PASS Summit Recording Available: Creating a Logical Data Warehouse using Azure Synapse Analytics Serverless SQL Pools
My PASS Data Community Summit 2021 recording is now available, please click here for the recording. I’ve re-watched the session and have some thoughts which are listed below in the What’s Changed section. The camera is positioned in the top-right, apologies for covering information – the slide deck can be found here.
Session Abstract
“In this session we’ll be creating a Logical Data Warehouse using Serverless SQL Pools. We’ll go through what a Logical Data Warehouse is and how Serverless SQL Pools supports this data warehousing method. We’ll then get hands on with connecting to data stored in Azure Data Lake Gen2 and how to load and model the data for analytical purposes.”
What’s Changed?
As this session was broadcast in October 2021, has anything changed in the 8 months between the original broadcast and the session being available to view on-demand? Well, after watching the session back I’ve pointed out several areas.
External Tables & Partition Pruning
At around 14 minutes there is a table showing a comparison between External Tables and Views, with an item stating that External Tables do not support partition pruning (processing only the required folders in the data lake). Using the Database Designer and Lake Databases, we are actually able to create External Tables with partition schemes that Serverless SQL Pools recognises.
Best Practices
At around 20 minutes I talk about making sure that the correct data types and sizes are used to optimise performance, as of June 2022 this is not necessary as Serverless SQL Pools will optimise the data types automatically (see the update here). However, I would still recommend explicitly setting data types and sizes when querying data by using the WITH statement.
Mapping Data Flows
In the data transformation example at around 23 minutes, I would now swap out the Parquet sink and use a Delta sink. This would be beneficial in taking advantage of the benefits of Delta like schema evolution and transactional consistency.

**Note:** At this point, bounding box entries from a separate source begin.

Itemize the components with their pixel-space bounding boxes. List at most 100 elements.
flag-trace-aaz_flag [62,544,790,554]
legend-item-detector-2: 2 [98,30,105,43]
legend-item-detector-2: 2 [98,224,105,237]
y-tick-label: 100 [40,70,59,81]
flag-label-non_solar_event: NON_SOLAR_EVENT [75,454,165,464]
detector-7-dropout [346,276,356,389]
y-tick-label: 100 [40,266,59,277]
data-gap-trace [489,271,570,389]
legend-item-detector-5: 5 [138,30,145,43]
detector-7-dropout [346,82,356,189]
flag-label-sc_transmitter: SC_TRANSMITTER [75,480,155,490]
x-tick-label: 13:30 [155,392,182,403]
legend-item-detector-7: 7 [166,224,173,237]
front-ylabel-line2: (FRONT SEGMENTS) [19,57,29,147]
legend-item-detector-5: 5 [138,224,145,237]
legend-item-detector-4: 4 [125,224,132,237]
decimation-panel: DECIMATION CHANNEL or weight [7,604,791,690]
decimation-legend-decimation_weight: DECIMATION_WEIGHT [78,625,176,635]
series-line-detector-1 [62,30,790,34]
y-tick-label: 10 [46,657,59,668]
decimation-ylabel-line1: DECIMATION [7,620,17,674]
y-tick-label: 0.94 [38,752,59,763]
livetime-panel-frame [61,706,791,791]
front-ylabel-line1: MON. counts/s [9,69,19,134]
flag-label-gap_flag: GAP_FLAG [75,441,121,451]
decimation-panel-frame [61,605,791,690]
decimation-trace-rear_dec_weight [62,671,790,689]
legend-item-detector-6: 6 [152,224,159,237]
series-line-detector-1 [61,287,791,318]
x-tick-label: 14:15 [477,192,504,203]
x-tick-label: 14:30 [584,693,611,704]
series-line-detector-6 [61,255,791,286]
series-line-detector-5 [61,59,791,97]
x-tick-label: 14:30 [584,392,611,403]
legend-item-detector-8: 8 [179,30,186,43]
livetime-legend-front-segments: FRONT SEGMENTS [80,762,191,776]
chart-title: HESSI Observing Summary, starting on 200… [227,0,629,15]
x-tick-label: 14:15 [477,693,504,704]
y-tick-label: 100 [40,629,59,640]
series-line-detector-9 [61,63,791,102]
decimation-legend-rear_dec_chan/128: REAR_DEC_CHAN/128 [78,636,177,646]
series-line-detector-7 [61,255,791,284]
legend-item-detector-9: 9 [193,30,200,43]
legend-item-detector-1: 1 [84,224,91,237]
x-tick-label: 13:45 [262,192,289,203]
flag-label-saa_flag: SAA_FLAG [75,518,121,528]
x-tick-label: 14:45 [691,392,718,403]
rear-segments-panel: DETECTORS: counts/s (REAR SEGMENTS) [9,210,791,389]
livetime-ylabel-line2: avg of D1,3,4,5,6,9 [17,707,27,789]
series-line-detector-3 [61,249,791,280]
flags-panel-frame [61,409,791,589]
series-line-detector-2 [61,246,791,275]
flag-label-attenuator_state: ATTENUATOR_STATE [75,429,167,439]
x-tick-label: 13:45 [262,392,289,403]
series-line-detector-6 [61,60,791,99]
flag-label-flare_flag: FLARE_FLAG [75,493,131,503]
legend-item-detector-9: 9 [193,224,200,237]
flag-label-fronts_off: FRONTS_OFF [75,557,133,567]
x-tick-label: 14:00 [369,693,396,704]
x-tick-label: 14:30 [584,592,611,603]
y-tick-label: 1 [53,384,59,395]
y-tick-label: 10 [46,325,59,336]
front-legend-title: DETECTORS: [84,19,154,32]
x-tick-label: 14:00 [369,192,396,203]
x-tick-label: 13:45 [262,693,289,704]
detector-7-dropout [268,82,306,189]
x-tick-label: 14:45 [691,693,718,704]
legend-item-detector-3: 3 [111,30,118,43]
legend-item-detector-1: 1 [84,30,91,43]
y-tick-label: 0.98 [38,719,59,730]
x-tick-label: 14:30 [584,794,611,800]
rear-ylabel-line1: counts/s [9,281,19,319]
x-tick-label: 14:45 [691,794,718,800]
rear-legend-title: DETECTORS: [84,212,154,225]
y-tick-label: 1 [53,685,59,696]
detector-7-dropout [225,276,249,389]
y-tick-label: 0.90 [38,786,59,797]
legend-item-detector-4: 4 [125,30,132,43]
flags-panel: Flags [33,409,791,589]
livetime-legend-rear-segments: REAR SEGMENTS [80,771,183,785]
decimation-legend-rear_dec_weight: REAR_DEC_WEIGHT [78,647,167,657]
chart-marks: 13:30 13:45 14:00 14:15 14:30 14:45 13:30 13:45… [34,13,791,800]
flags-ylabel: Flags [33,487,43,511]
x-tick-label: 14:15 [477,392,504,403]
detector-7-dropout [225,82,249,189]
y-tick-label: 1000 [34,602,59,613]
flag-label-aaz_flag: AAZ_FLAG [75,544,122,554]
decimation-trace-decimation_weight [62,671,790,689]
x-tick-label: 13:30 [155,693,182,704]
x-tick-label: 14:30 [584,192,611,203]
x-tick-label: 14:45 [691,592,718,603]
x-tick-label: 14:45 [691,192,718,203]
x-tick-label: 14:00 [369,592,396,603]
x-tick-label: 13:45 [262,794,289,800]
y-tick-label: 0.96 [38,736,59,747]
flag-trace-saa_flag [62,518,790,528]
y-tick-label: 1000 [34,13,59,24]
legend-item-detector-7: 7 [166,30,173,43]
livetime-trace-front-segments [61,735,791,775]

Then there is the potential to replace Mapping Data Flows with Spark (Python/SQL) code (a conversation for another day…)
Power BI DirectQuery
Nothing has changed here but it’s worth calling out again, use DirectQuery in Power BI with Serverless SQL Pools with care (about 31 minutes in). Yes, you can technically do it but be mindful that each and every SQL query that Power BI issues will count towards data processed which is how you are being charged for the service. Lots of queries on large datasets could add up very quickly in terms of costs.
Data Processed Metrics
At around 36 minutes I talk through how to check data processed metrics, which is how you’re being charged for the Serverless SQL Pools service (currenty ~$5 per 1TB processed). Here is a SQL script you can use to query both how much data has been processed but also any daily/weekly/monthly limits that have been set on the Serverless SQL Pool itself. You can plug Power BI into this SQL script by creating a View and then creating a dashboard.
Security Access to Data Lake
In the demo at around 37 minutes I create a connection to the data lake and use User Identity which is Azure Active Directory pass-through authentication, my account needs access to both Serverless SQL Pools and also the underlying Azure Data Lake Gen2 account. An alternative to this would be using Managed Identity whereby the managed identity of the Synapse workspace is added with appropriate permissions to the Azure Data Lake Gen2 account. The reason for this is that Microsoft state there may be performance degradation when using pass-through authentication.
Pronunciation
I now say “Sin-apse” and not “Sign-apse” ?
The current link no longer works – here’s an updated link to the archived recording:
https://passdatacommunitysummit.com/video-library/creating-a-logical-data-warehouse-using-azure-synapse-analytics-serverless-sql-pools/